Texte et photos de Vivien Cumming – @drvivcumming

Tôt le matin, sur la rivière Gatineau, une brume légère s’élève de la surface miroitante de l’eau dormante. Les premiers rayons roses du soleil étincellent dans le courant et font reluire la fourrure imperméable d’un castor qui pointe la tête pour respirer.

La Gatineau
La Gatineau – Photographie : Vivien Cumming

Au loin, le doux bruit des eaux au cours plus rapide. Des oiseaux s’élèvent dans les arbres, des libellules émergent pour chasser moustiques et mouches noires, une pagaie fait un mouvement feutré dans l’eau.

Puis c’est le choc des canots qui se heurtent et le plouf des corps qui tombent dans l’eau! Le calme est rompu, le chaos règne dans la rivière alors que huit géologues se débattent à qui mieux mieux pour apprendre à manier des canots canadiens en eau vive.

Soutenus chaque jour par le café, de copieux déjeuners cuits au barbecue et l’espoir que la froide rivière ne nous engloutirait pas, nous avons passé deux jours à nous initier aux techniques de survie en eau vive avec des guides de Boreal River Rescue et deux jours à pagayer avec ceux de Blackfeather Expeditions sur les rapides de la rivière Gatineau, près de Kazabazua.

Nous avons appris à nager en eau vive, à interpréter les rapides pour déterminer les risques d’être entraînés sous l’eau et à repérer les contre-courants susceptibles de nous apporter un peu de tranquillité. Nous avons attaché des cordes, nous en avons lancées pour nous sauver des eaux les uns les autres et surtout nous avons appris à faire avancer le canot en ligne droite vers l’aval!

Entraînement au canotage en eaux vives sur la Gatineau
Entraînement au canotage en eaux vives sur la Gatineau – Photographie : Danny Peled

Tour cela, parce qu’en juillet nous allions entreprendre une expédition scientifique ambitieuse, 200 km en canot sur la rivière Coppermine, des lacs Dismal à Kugluktuk, là où la rivière se jette dans l’océan Arctique.
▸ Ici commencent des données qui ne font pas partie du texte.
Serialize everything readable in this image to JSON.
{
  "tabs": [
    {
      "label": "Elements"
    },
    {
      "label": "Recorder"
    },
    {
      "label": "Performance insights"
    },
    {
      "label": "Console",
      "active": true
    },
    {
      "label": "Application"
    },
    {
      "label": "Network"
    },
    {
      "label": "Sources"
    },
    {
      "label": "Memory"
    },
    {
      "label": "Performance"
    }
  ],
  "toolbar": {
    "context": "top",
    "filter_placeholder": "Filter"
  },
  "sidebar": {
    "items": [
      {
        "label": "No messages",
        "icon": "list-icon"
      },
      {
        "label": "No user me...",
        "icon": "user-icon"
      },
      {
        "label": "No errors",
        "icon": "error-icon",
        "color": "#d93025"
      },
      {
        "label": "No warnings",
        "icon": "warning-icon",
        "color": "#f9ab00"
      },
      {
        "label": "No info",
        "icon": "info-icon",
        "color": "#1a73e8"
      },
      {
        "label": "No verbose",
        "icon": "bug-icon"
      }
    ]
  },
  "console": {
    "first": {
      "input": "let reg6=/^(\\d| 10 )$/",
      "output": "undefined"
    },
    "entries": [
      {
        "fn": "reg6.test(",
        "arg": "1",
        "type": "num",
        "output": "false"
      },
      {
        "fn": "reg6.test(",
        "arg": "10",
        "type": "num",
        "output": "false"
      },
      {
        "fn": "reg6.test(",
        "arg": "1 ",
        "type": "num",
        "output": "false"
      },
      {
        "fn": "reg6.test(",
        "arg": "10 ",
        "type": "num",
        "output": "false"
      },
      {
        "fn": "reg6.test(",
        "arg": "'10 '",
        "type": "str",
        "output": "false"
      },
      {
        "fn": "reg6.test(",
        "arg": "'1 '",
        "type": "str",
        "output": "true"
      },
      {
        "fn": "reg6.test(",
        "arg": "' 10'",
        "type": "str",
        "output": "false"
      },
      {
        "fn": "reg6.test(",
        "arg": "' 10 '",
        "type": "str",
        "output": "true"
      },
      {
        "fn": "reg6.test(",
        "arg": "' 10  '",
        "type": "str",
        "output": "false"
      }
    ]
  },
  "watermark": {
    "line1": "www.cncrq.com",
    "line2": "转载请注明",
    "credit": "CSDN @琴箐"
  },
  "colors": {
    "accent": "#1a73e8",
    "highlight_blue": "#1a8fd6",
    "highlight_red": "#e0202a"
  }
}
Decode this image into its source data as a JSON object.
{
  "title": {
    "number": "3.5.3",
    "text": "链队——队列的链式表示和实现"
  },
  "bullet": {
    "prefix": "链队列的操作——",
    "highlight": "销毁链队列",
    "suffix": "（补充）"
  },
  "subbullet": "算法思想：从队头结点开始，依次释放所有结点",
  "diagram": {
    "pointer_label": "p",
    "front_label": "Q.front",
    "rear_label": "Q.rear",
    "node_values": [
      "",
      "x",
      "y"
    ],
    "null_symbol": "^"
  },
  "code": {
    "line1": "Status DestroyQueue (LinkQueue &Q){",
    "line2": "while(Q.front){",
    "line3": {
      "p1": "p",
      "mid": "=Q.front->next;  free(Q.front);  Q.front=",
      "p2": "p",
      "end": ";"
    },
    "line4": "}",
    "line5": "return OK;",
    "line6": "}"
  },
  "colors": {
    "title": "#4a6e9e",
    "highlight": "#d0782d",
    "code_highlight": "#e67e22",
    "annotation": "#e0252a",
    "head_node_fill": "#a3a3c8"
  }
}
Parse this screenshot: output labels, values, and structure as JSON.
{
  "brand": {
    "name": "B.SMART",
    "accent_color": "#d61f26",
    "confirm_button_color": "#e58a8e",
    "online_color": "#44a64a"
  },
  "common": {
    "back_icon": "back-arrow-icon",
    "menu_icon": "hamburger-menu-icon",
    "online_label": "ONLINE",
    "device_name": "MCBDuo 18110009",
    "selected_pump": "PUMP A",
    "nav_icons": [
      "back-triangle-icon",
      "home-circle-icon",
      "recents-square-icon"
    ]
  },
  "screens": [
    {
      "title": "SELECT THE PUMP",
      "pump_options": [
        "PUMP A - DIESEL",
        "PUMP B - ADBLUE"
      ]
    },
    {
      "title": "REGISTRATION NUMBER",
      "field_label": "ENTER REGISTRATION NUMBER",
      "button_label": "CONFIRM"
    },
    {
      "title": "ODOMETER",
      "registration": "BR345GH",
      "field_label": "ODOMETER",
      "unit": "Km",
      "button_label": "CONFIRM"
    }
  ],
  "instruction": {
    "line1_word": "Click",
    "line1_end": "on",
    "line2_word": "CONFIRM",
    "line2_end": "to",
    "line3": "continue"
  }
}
Huit géologues, quatre guides de rivière, six canots, douze pagaies (espérons-le!) et beaucoup de matériel. Une rivière réputée pour ses eaux vives et un groupe de géologues d’âge mûr (pour la plupart) ayant très peu d’expérience du canot – toute une aventure!

Mais en fait, le canot n’est que l’outil – la véritable aventure, ce sont les observations scientifiques tout au long de notre route, où nous étudions maintenant les roches des rives, pour la première fois depuis que l’explorateur George M. Douglas a fait le même trajet il y a plus de cent ans (voyage raconté dans Lands Forlorn).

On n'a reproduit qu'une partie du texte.